= Oak Ridge Leadership Computing Facility =

Computing facility

The Oak Ridge Leadership Computing Facility (OLCF), formerly the National Leadership Computing Facility, is a designated user facility operated by Oak Ridge National Laboratory and the Department of Energy. It contains several supercomputers, the largest of which is an HPE OLCF-5 named Frontier, which was ranked 1st on the TOP500 list of world's fastest supercomputers as of June 2023. It is located in Oak Ridge, Tennessee.

==History==
Under its former name of the National Leadership Computing Facility, the OLCF was founded in 1992 at Oak Ridge National Laboratory to advance the state of the art in high-performance computing (HPC) by bringing a new generation of parallel computers out of the laboratory and into the hands of the scientists who could most use them. It was called the Center for Computational Sciences, or CCS, and had an Intel Paragon computer. Over time, it expanded to contain many supercomputers including the Intel Paragon, an IBM system based on the POWER3, an IBM system based on the POWER4, SGI Altix, and more recently, the Cray X1E, Cray XD1, Cray XT3, Cray XT4, Cray XT5, and Titan.

The OLCF is a collaboration of the DOE-SC and a world-class team from national laboratories, research institutions, computing centers, universities, and vendors.
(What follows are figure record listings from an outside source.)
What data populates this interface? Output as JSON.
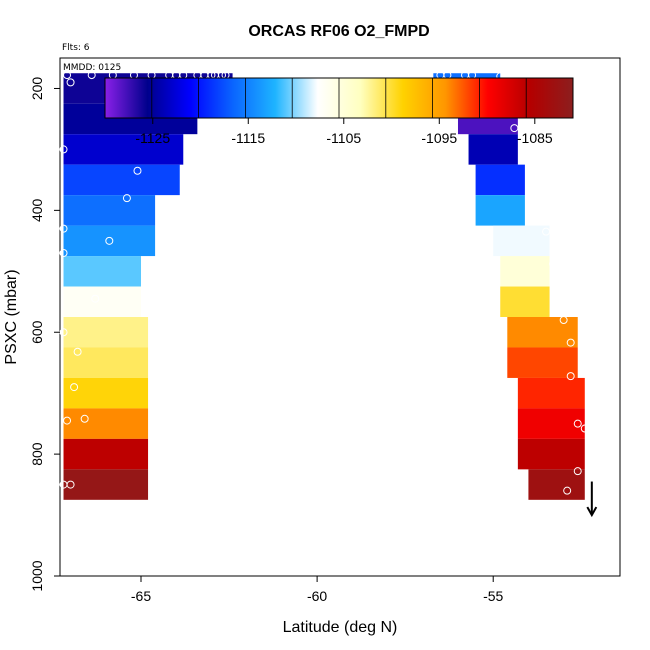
{
  "chart_data": {
    "type": "heatmap",
    "title": "ORCAS RF06 O2_FMPD",
    "flts_label": "Flts: 6",
    "mmdd_label": "MMDD: 0125",
    "xlabel": "Latitude (deg N)",
    "ylabel": "PSXC (mbar)",
    "xlim": [
      -67.3,
      -51.4
    ],
    "ylim": [
      1000,
      150
    ],
    "x_ticks": [
      -65,
      -60,
      -55
    ],
    "x_tick_labels": [
      "-65",
      "-60",
      "-55"
    ],
    "y_ticks": [
      200,
      400,
      600,
      800,
      1000
    ],
    "y_tick_labels": [
      "200",
      "400",
      "600",
      "800",
      "1000"
    ],
    "colorbar": {
      "range": [
        -1130,
        -1081
      ],
      "ticks": [
        -1125,
        -1115,
        -1105,
        -1095,
        -1085
      ],
      "tick_labels": [
        "-1125",
        "-1115",
        "-1105",
        "-1095",
        "-1085"
      ],
      "stops": [
        "#8a20e8",
        "#00008c",
        "#0000ff",
        "#0a64ff",
        "#1eb4ff",
        "#ffffff",
        "#ffffc0",
        "#ffd200",
        "#ff9600",
        "#ff0000",
        "#b40000",
        "#8c1e1e"
      ]
    },
    "cells": [
      {
        "x0": -67.2,
        "x1": -62.4,
        "p0": 175,
        "p1": 225,
        "v": -1126
      },
      {
        "x0": -67.2,
        "x1": -63.4,
        "p0": 225,
        "p1": 275,
        "v": -1125
      },
      {
        "x0": -67.2,
        "x1": -63.8,
        "p0": 275,
        "p1": 325,
        "v": -1123
      },
      {
        "x0": -67.2,
        "x1": -63.9,
        "p0": 325,
        "p1": 375,
        "v": -1118
      },
      {
        "x0": -67.2,
        "x1": -64.6,
        "p0": 375,
        "p1": 425,
        "v": -1116
      },
      {
        "x0": -67.2,
        "x1": -64.6,
        "p0": 425,
        "p1": 475,
        "v": -1114
      },
      {
        "x0": -67.2,
        "x1": -65.0,
        "p0": 475,
        "p1": 525,
        "v": -1111
      },
      {
        "x0": -67.2,
        "x1": -65.0,
        "p0": 525,
        "p1": 575,
        "v": -1107
      },
      {
        "x0": -67.2,
        "x1": -64.8,
        "p0": 575,
        "p1": 625,
        "v": -1102
      },
      {
        "x0": -67.2,
        "x1": -64.8,
        "p0": 625,
        "p1": 675,
        "v": -1101
      },
      {
        "x0": -67.2,
        "x1": -64.8,
        "p0": 675,
        "p1": 725,
        "v": -1099
      },
      {
        "x0": -67.2,
        "x1": -64.8,
        "p0": 725,
        "p1": 775,
        "v": -1094
      },
      {
        "x0": -67.2,
        "x1": -64.8,
        "p0": 775,
        "p1": 825,
        "v": -1086
      },
      {
        "x0": -67.2,
        "x1": -64.8,
        "p0": 825,
        "p1": 875,
        "v": -1082
      },
      {
        "x0": -56.7,
        "x1": -54.8,
        "p0": 175,
        "p1": 225,
        "v": -1116
      },
      {
        "x0": -56.0,
        "x1": -54.3,
        "p0": 225,
        "p1": 275,
        "v": -1128
      },
      {
        "x0": -55.7,
        "x1": -54.3,
        "p0": 275,
        "p1": 325,
        "v": -1124
      },
      {
        "x0": -55.5,
        "x1": -54.1,
        "p0": 325,
        "p1": 375,
        "v": -1119
      },
      {
        "x0": -55.5,
        "x1": -54.1,
        "p0": 375,
        "p1": 425,
        "v": -1113
      },
      {
        "x0": -55.0,
        "x1": -53.4,
        "p0": 425,
        "p1": 475,
        "v": -1108
      },
      {
        "x0": -54.8,
        "x1": -53.4,
        "p0": 475,
        "p1": 525,
        "v": -1105
      },
      {
        "x0": -54.8,
        "x1": -53.4,
        "p0": 525,
        "p1": 575,
        "v": -1100
      },
      {
        "x0": -54.6,
        "x1": -52.6,
        "p0": 575,
        "p1": 625,
        "v": -1094
      },
      {
        "x0": -54.6,
        "x1": -52.6,
        "p0": 625,
        "p1": 675,
        "v": -1092
      },
      {
        "x0": -54.3,
        "x1": -52.4,
        "p0": 675,
        "p1": 725,
        "v": -1091
      },
      {
        "x0": -54.3,
        "x1": -52.4,
        "p0": 725,
        "p1": 775,
        "v": -1089
      },
      {
        "x0": -54.3,
        "x1": -52.4,
        "p0": 775,
        "p1": 825,
        "v": -1086
      },
      {
        "x0": -54.0,
        "x1": -52.4,
        "p0": 825,
        "p1": 875,
        "v": -1083
      }
    ],
    "points": [
      {
        "x": -67.1,
        "p": 178
      },
      {
        "x": -67.0,
        "p": 190
      },
      {
        "x": -66.4,
        "p": 178
      },
      {
        "x": -65.8,
        "p": 178
      },
      {
        "x": -65.2,
        "p": 178
      },
      {
        "x": -64.7,
        "p": 178
      },
      {
        "x": -64.2,
        "p": 178
      },
      {
        "x": -64.0,
        "p": 178
      },
      {
        "x": -63.8,
        "p": 178
      },
      {
        "x": -63.4,
        "p": 178
      },
      {
        "x": -63.2,
        "p": 178
      },
      {
        "x": -63.0,
        "p": 178
      },
      {
        "x": -62.9,
        "p": 178
      },
      {
        "x": -62.7,
        "p": 178
      },
      {
        "x": -62.6,
        "p": 178
      },
      {
        "x": -64.5,
        "p": 228
      },
      {
        "x": -65.1,
        "p": 335
      },
      {
        "x": -65.4,
        "p": 380
      },
      {
        "x": -65.9,
        "p": 450
      },
      {
        "x": -66.3,
        "p": 545
      },
      {
        "x": -66.8,
        "p": 632
      },
      {
        "x": -66.9,
        "p": 690
      },
      {
        "x": -67.1,
        "p": 745
      },
      {
        "x": -66.6,
        "p": 742
      },
      {
        "x": -67.2,
        "p": 850
      },
      {
        "x": -67.0,
        "p": 850
      },
      {
        "x": -67.2,
        "p": 300
      },
      {
        "x": -67.2,
        "p": 470
      },
      {
        "x": -67.2,
        "p": 600
      },
      {
        "x": -67.2,
        "p": 430
      },
      {
        "x": -56.5,
        "p": 178
      },
      {
        "x": -56.3,
        "p": 178
      },
      {
        "x": -55.8,
        "p": 178
      },
      {
        "x": -55.6,
        "p": 178
      },
      {
        "x": -54.8,
        "p": 180
      },
      {
        "x": -54.7,
        "p": 186
      },
      {
        "x": -54.4,
        "p": 228
      },
      {
        "x": -54.4,
        "p": 265
      },
      {
        "x": -54.0,
        "p": 318
      },
      {
        "x": -53.8,
        "p": 370
      },
      {
        "x": -53.5,
        "p": 435
      },
      {
        "x": -53.3,
        "p": 488
      },
      {
        "x": -53.2,
        "p": 525
      },
      {
        "x": -53.0,
        "p": 580
      },
      {
        "x": -52.8,
        "p": 617
      },
      {
        "x": -52.8,
        "p": 672
      },
      {
        "x": -52.6,
        "p": 750
      },
      {
        "x": -52.4,
        "p": 758
      },
      {
        "x": -52.6,
        "p": 828
      },
      {
        "x": -52.9,
        "p": 860
      }
    ],
    "arrow": {
      "x": -52.2,
      "p": 845,
      "p_to": 900
    }
  }
}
It evaluates and deploys technology designed to maximize the performance of scientific applications and engages the scientific and engineering communities for the purpose of advancing science and technology research in the United States. To accomplish this, the OLCF has developed and implemented a three-pronged strategy for building and engaging the research communities to define critical computational needs, work with the manufacturers of HPC resources to express and meet those needs, and develop the tools and algorithms to best take advantage of the HPC resources.

==Computers and projects==
OLCF's fastest computer, Frontier, is a 1.102 ExaFLOPs HPE OLCF-5 supercomputer with a CPU/GPU hybrid architecture. The combination of CPUs and GPUs will allow Titan and future systems to overcome power and space limitations inherent in previous generations of high-performance computers.

The facility also contains a petabyte High Performance Storage System (HPSS) that currently stores upwards of 29 petabytes of data.

OLCF facilities are accessible through the Energy Sciences Network or ESnet.

Resources of the Oak Ridge Leadership Computing Facility are dedicated to a limited number of high-impact, grand challenge scale projects. Calls for proposals are initiated throughout the year and large, multi-institution proposals are considered. 95% of the OLCF resources are dedicated to these projects. Participants may inquire about joining an existing project by contacting the project's Principal Investigator.